Novel Peptides Activate GRP78 Heat Shock Protein Receptor as a New Target for Angiogenesis

Background: Impaired angiogenesis is one of the features of ischemic diseases. For the last decade the most established target for therapeutic angiogenesis has been VEGF and its receptors. However clinical trials to alleviate ischemia have been disappointing indicating the need for new molecules and molecular targets. We have identified a heat shock protein GRP78 on endothelial cell membranes as a novel target for angiogenesis that is independent of VEGF. We have demonstrated that binding to this target by a synthetic 12 amino acid peptide RoY induced therapeutic angiogenesis. A single local administration of the peptide significantly restored blood perfusion in mice post femoral artery excision. Recently, we have also demonstrated that intravenous administration of the peptide to mice with acute myocardial infarction resulted in increased capillary density in the ischemic tissue. Our aim was to study membrane GRP78 as a new target for angiogenesis and to identify its natural ligand.

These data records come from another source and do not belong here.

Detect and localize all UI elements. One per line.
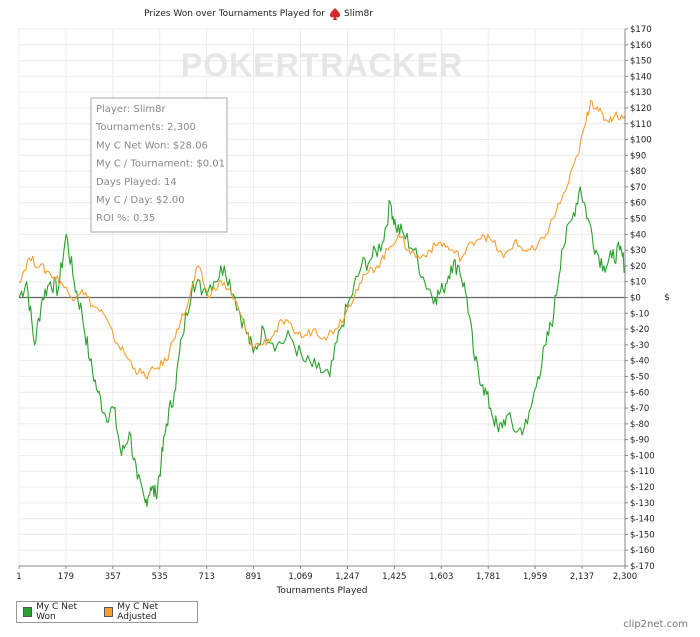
y-tick-label: $130	[630, 88, 652, 98]
x-tick-label: 2,137	[570, 572, 594, 582]
y-tick-label: $-100	[630, 451, 655, 461]
chart-title: Prizes Won over Tournaments Played for	[144, 9, 325, 19]
stats-annotation-box: Player: Slim8r Tournaments: 2,300 My C Net…	[90, 97, 228, 233]
y-tick-label: $-170	[630, 562, 655, 572]
y-tick-label: $150	[630, 57, 652, 67]
y-tick-label: $140	[630, 72, 652, 82]
y-tick-label: $60	[630, 199, 646, 209]
series-line-net-won	[18, 186, 626, 508]
legend-swatch-orange	[104, 607, 114, 617]
x-tick-label: 179	[58, 572, 74, 582]
annotation-line: ROI %: 0.35	[96, 213, 155, 224]
y-tick-label: $-10	[630, 309, 649, 319]
y-tick-label: $160	[630, 41, 652, 51]
x-tick-label: 1,425	[382, 572, 406, 582]
x-tick-label: 535	[152, 572, 168, 582]
legend-item-net-won: My C Net Won	[23, 602, 92, 622]
x-tick-label: 2,300	[613, 572, 637, 582]
y-tick-label: $20	[630, 262, 646, 272]
y-tick-label: $-150	[630, 530, 655, 540]
legend-item-net-adjusted: My C Net Adjusted	[104, 602, 191, 622]
axis-layer: $170 $160 $150 $140 $130 $120 $110 $100 $90 $80 $7…	[16, 25, 654, 582]
y-tick-label: $100	[630, 136, 652, 146]
series-layer	[18, 99, 626, 508]
y-tick-label: $170	[630, 25, 652, 35]
spade-icon	[330, 8, 340, 20]
annotation-line: My C / Day: $2.00	[96, 195, 185, 206]
x-tick-label: 1,247	[335, 572, 359, 582]
x-tick-label: 1	[16, 572, 21, 582]
y-tick-label: $-160	[630, 546, 655, 556]
annotation-line: Tournaments: 2,300	[95, 122, 196, 133]
chart-title-group: Prizes Won over Tournaments Played for S…	[144, 8, 373, 20]
annotation-line: My C Net Won: $28.06	[96, 140, 208, 151]
x-tick-label: 1,781	[476, 572, 500, 582]
annotation-line: My C / Tournament: $0.01	[96, 159, 225, 170]
y-tick-label: $50	[630, 215, 646, 225]
legend: My C Net Won My C Net Adjusted	[16, 601, 198, 623]
y-tick-label: $-110	[630, 467, 655, 477]
y-tick-label: $70	[630, 183, 646, 193]
y-tick-label: $-140	[630, 515, 655, 525]
y-tick-label: $-20	[630, 325, 649, 335]
y-tick-label: $120	[630, 104, 652, 114]
x-tick-label: 1,603	[429, 572, 453, 582]
legend-label-net-adjusted: My C Net Adjusted	[117, 602, 159, 622]
y-tick-label: $-130	[630, 499, 655, 509]
y-tick-label: $-60	[630, 388, 649, 398]
chart-player-name: Slim8r	[344, 9, 373, 19]
y-tick-label: $-30	[630, 341, 649, 351]
y-tick-label: $-70	[630, 404, 649, 414]
x-tick-label: 891	[245, 572, 261, 582]
y-tick-label: $0	[630, 294, 641, 304]
annotation-line: Days Played: 14	[96, 177, 177, 188]
y-tick-label: $90	[630, 151, 646, 161]
y-tick-label: $-120	[630, 483, 655, 493]
y-tick-label: $110	[630, 120, 652, 130]
y-tick-label: $40	[630, 230, 646, 240]
y-axis-label: $	[664, 293, 670, 303]
legend-label-net-won: My C Net Won	[36, 602, 77, 622]
y-tick-label: $-80	[630, 420, 649, 430]
x-tick-label: 357	[105, 572, 121, 582]
pokertracker-watermark: POKERTRACKER	[181, 47, 463, 83]
y-tick-label: $10	[630, 278, 646, 288]
x-axis-label: Tournaments Played	[275, 586, 367, 596]
y-tick-label: $-40	[630, 357, 649, 367]
x-tick-label: 713	[199, 572, 215, 582]
y-tick-label: $30	[630, 246, 646, 256]
series-line-net-adjusted	[18, 99, 626, 380]
annotation-line: Player: Slim8r	[96, 104, 166, 115]
legend-swatch-green	[23, 607, 33, 617]
y-tick-label: $-90	[630, 436, 649, 446]
clip2net-logo: clip2net.com	[623, 619, 688, 630]
x-tick-label: 1,959	[523, 572, 547, 582]
y-tick-label: $80	[630, 167, 646, 177]
y-tick-label: $-50	[630, 372, 649, 382]
x-tick-label: 1,069	[288, 572, 312, 582]
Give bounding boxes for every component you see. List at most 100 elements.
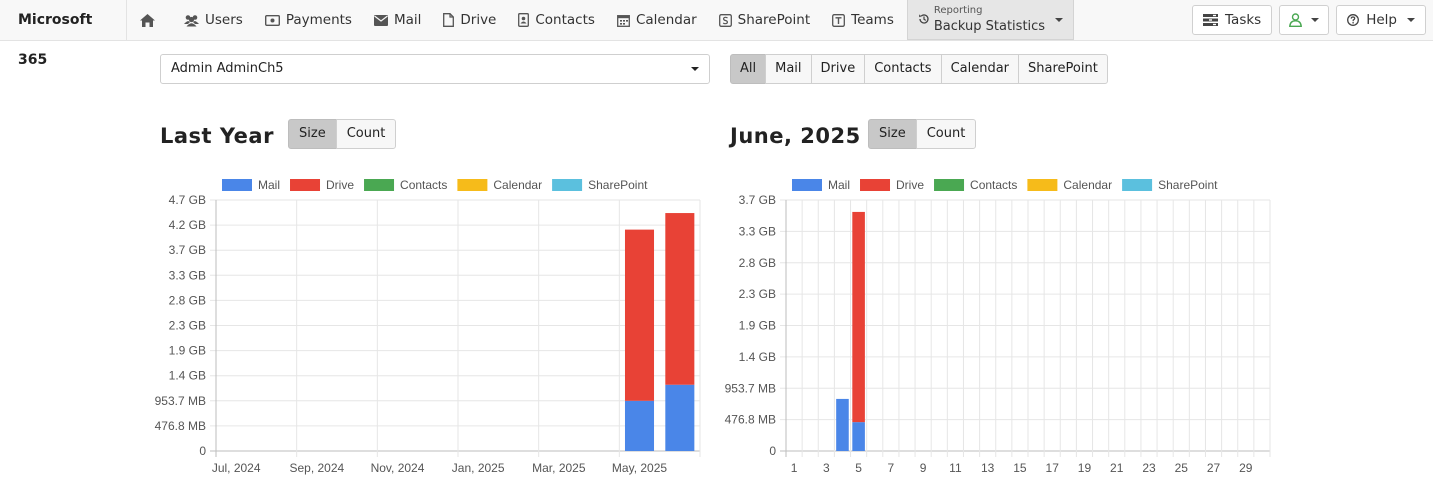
right-legend-swatch-sharepoint	[1122, 179, 1153, 191]
left-legend-swatch-mail	[222, 179, 252, 191]
history-icon	[918, 10, 930, 29]
right-legend-label-mail: Mail	[828, 178, 850, 192]
chevron-down-icon	[1407, 18, 1415, 22]
envelope-icon	[373, 14, 388, 26]
nav-contacts[interactable]: Contacts	[507, 0, 606, 40]
left-y-tick-label: 4.7 GB	[169, 193, 206, 207]
right-legend-item-calendar: Calendar	[1027, 178, 1112, 192]
left-y-tick-label: 953.7 MB	[155, 394, 206, 408]
left-legend-label-calendar: Calendar	[493, 178, 542, 192]
left-toggle-size[interactable]: Size	[288, 119, 337, 149]
nav-teams[interactable]: Teams	[821, 0, 905, 40]
nav-right-actions: Tasks Help	[1192, 5, 1433, 35]
left-x-tick-label: Jan, 2025	[452, 461, 505, 475]
chevron-down-icon	[691, 67, 699, 71]
calendar-icon	[616, 14, 630, 27]
left-legend-label-sharepoint: SharePoint	[588, 178, 648, 192]
right-legend-label-calendar: Calendar	[1063, 178, 1112, 192]
left-chart: Mail Drive Contacts Calendar SharePoint 0 476.…	[155, 178, 701, 475]
left-x-tick-label: Mar, 2025	[532, 461, 586, 475]
right-y-tick-label: 0	[769, 444, 776, 458]
user-menu-button[interactable]	[1279, 5, 1330, 35]
nav-reporting-dropdown[interactable]: Reporting Backup Statistics	[906, 0, 1075, 40]
left-x-tick-label: Nov, 2024	[371, 461, 425, 475]
sharepoint-icon	[718, 13, 732, 27]
nav-calendar[interactable]: Calendar	[606, 0, 708, 40]
nav-sharepoint-label: SharePoint	[737, 12, 811, 28]
right-x-tick-label: 15	[1013, 461, 1027, 475]
left-legend-item-drive: Drive	[290, 178, 354, 192]
service-filter-all[interactable]: All	[730, 54, 767, 84]
left-bar-drive-jun2025	[665, 213, 695, 385]
right-x-tick-label: 13	[981, 461, 995, 475]
left-legend-item-contacts: Contacts	[364, 178, 447, 192]
user-select-value: Admin AdminCh5	[171, 61, 284, 76]
right-y-tick-label: 1.4 GB	[739, 350, 776, 364]
right-legend-item-contacts: Contacts	[934, 178, 1017, 192]
right-x-tick-label: 9	[920, 461, 927, 475]
right-legend-label-sharepoint: SharePoint	[1158, 178, 1218, 192]
left-y-tick-label: 1.4 GB	[169, 369, 206, 383]
teams-icon	[832, 13, 846, 27]
right-y-tick-label: 953.7 MB	[725, 381, 776, 395]
top-navbar: Microsoft 365 Users Payments Mail	[0, 0, 1433, 68]
tasks-button[interactable]: Tasks	[1192, 5, 1273, 35]
nav-sharepoint[interactable]: SharePoint	[708, 0, 821, 40]
right-y-tick-label: 3.7 GB	[739, 193, 776, 207]
right-chart: Mail Drive Contacts Calendar SharePoint 0 476.…	[725, 178, 1271, 475]
right-legend-item-sharepoint: SharePoint	[1122, 178, 1218, 192]
right-toggle-count[interactable]: Count	[915, 119, 977, 149]
nav-payments[interactable]: Payments	[254, 0, 363, 40]
right-size-count-toggle: Size Count	[868, 119, 977, 149]
left-y-tick-label: 3.3 GB	[169, 268, 206, 282]
left-legend-item-sharepoint: SharePoint	[552, 178, 648, 192]
right-bar-drive-5	[852, 211, 865, 423]
service-filter-calendar[interactable]: Calendar	[940, 54, 1020, 84]
right-x-tick-label: 5	[855, 461, 862, 475]
right-legend-swatch-contacts	[934, 179, 965, 191]
right-x-tick-label: 3	[823, 461, 830, 475]
nav-mail-label: Mail	[393, 12, 422, 28]
right-x-tick-label: 11	[949, 461, 962, 475]
right-x-tick-label: 17	[1046, 461, 1060, 475]
nav-home[interactable]	[128, 0, 173, 40]
question-circle-icon	[1347, 14, 1366, 26]
right-legend-swatch-mail	[792, 179, 822, 191]
nav-mail[interactable]: Mail	[363, 0, 432, 40]
right-bar-mail-4	[836, 398, 849, 451]
right-y-tick-label: 476.8 MB	[725, 413, 776, 427]
right-bar-mail-5	[852, 422, 865, 451]
right-x-tick-label: 29	[1239, 461, 1253, 475]
nav-drive-label: Drive	[460, 12, 497, 28]
nav-calendar-label: Calendar	[635, 12, 697, 28]
nav-users[interactable]: Users	[173, 0, 254, 40]
left-legend-item-calendar: Calendar	[457, 178, 542, 192]
right-y-tick-label: 2.8 GB	[739, 256, 776, 270]
reporting-label-stack: Reporting Backup Statistics	[933, 5, 1045, 34]
service-filter-sharepoint[interactable]: SharePoint	[1018, 54, 1108, 84]
tasks-label: Tasks	[1225, 12, 1262, 28]
file-icon	[443, 13, 455, 27]
left-y-tick-label: 2.3 GB	[169, 319, 206, 333]
left-y-tick-label: 1.9 GB	[169, 344, 206, 358]
right-y-tick-label: 3.3 GB	[739, 224, 776, 238]
left-toggle-count[interactable]: Count	[335, 119, 397, 149]
right-x-tick-label: 23	[1142, 461, 1156, 475]
user-select[interactable]: Admin AdminCh5	[160, 54, 710, 84]
nav-drive[interactable]: Drive	[432, 0, 507, 40]
right-x-tick-label: 7	[888, 461, 895, 475]
left-y-tick-label: 2.8 GB	[169, 293, 206, 307]
right-toggle-size[interactable]: Size	[868, 119, 917, 149]
help-button[interactable]: Help	[1336, 5, 1426, 35]
left-legend-label-contacts: Contacts	[400, 178, 447, 192]
users-icon	[184, 14, 199, 27]
tasks-icon	[1203, 14, 1225, 26]
reporting-section-label: Reporting	[933, 5, 983, 16]
left-bar-mail-may2025	[624, 400, 655, 451]
left-y-tick-label: 4.2 GB	[169, 218, 206, 232]
service-filter-contacts[interactable]: Contacts	[864, 54, 942, 84]
service-filter-mail[interactable]: Mail	[765, 54, 812, 84]
right-legend-label-contacts: Contacts	[970, 178, 1017, 192]
brand-title[interactable]: Microsoft 365	[0, 0, 127, 68]
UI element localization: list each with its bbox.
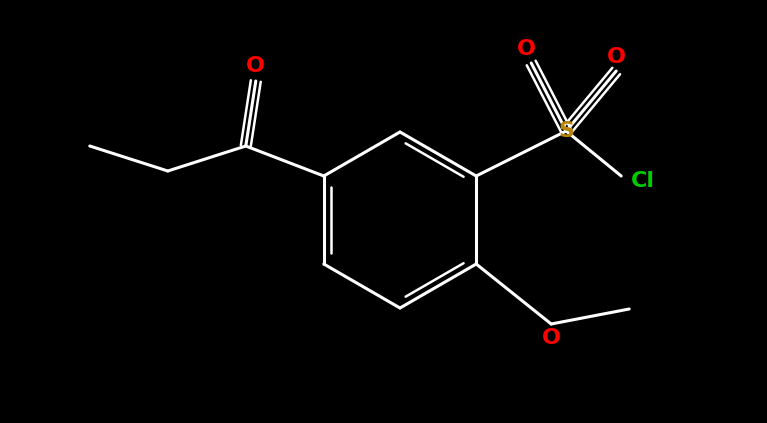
Text: O: O: [246, 56, 265, 76]
Text: O: O: [607, 47, 626, 67]
Text: O: O: [542, 328, 561, 348]
Text: Cl: Cl: [631, 171, 655, 191]
Text: O: O: [517, 39, 535, 59]
Text: S: S: [558, 121, 574, 141]
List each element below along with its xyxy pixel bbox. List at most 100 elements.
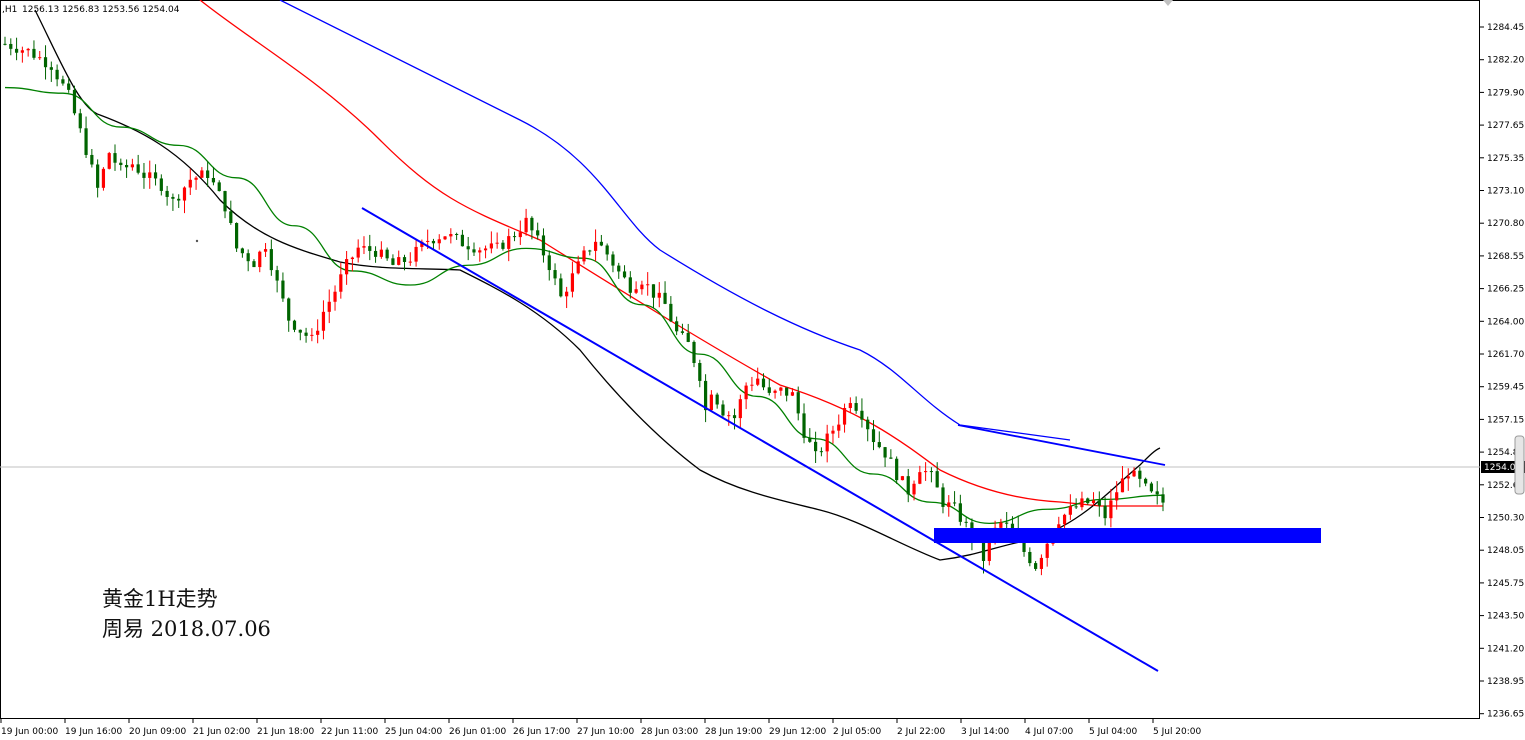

Results: FACS analysis of endothelial cell cultures demonstrated that membrane GRP78 is increased under hypoxic conditions. In order to identify a natural ligand to GRP78, we used protein data base search. ADAM15, a disintegrin and metalloprotease glycoprotein was found to contain four out of twelve identical amino acids to the synthetic RoY peptide. We have therefore synthesized three peptides from the metalloprotease domain and studied endothelial cell binding, proliferation, migration and tube formation under hypoxia in the presence of these peptides. One of the peptides, termed ADoPep1, exhibited a significant angiogenic activity invitro and restored blood perfusion in a mouse hind limb ischemia model. Histological examinations showed an increase in capillary density, a decrease in GRP78 positive cells and apoptotic cells one week post treatment of ischemic leg with ADoPep1. We demonstrated that ADoPep1 inhibited endothelial cell hypoxia-induced apoptosis but not CoCl₂ induced apoptosis. We therefore suggest a possible mechanism of angiogenesis by inhibition of hypoxia-induced apoptosis is manifested through GRP78 receptor induced by ADAM15 derived peptide.

Conclusions: The peptide derived from ADAM15 induces angiogenesis by the activation of membrane GRP78 under hypoxia which may lead to the development of novel therapeutics for ischemic diseases. This study contributes to the search for new molecules that activates a new target for therapeutic angiogenesis in ischemic diseases.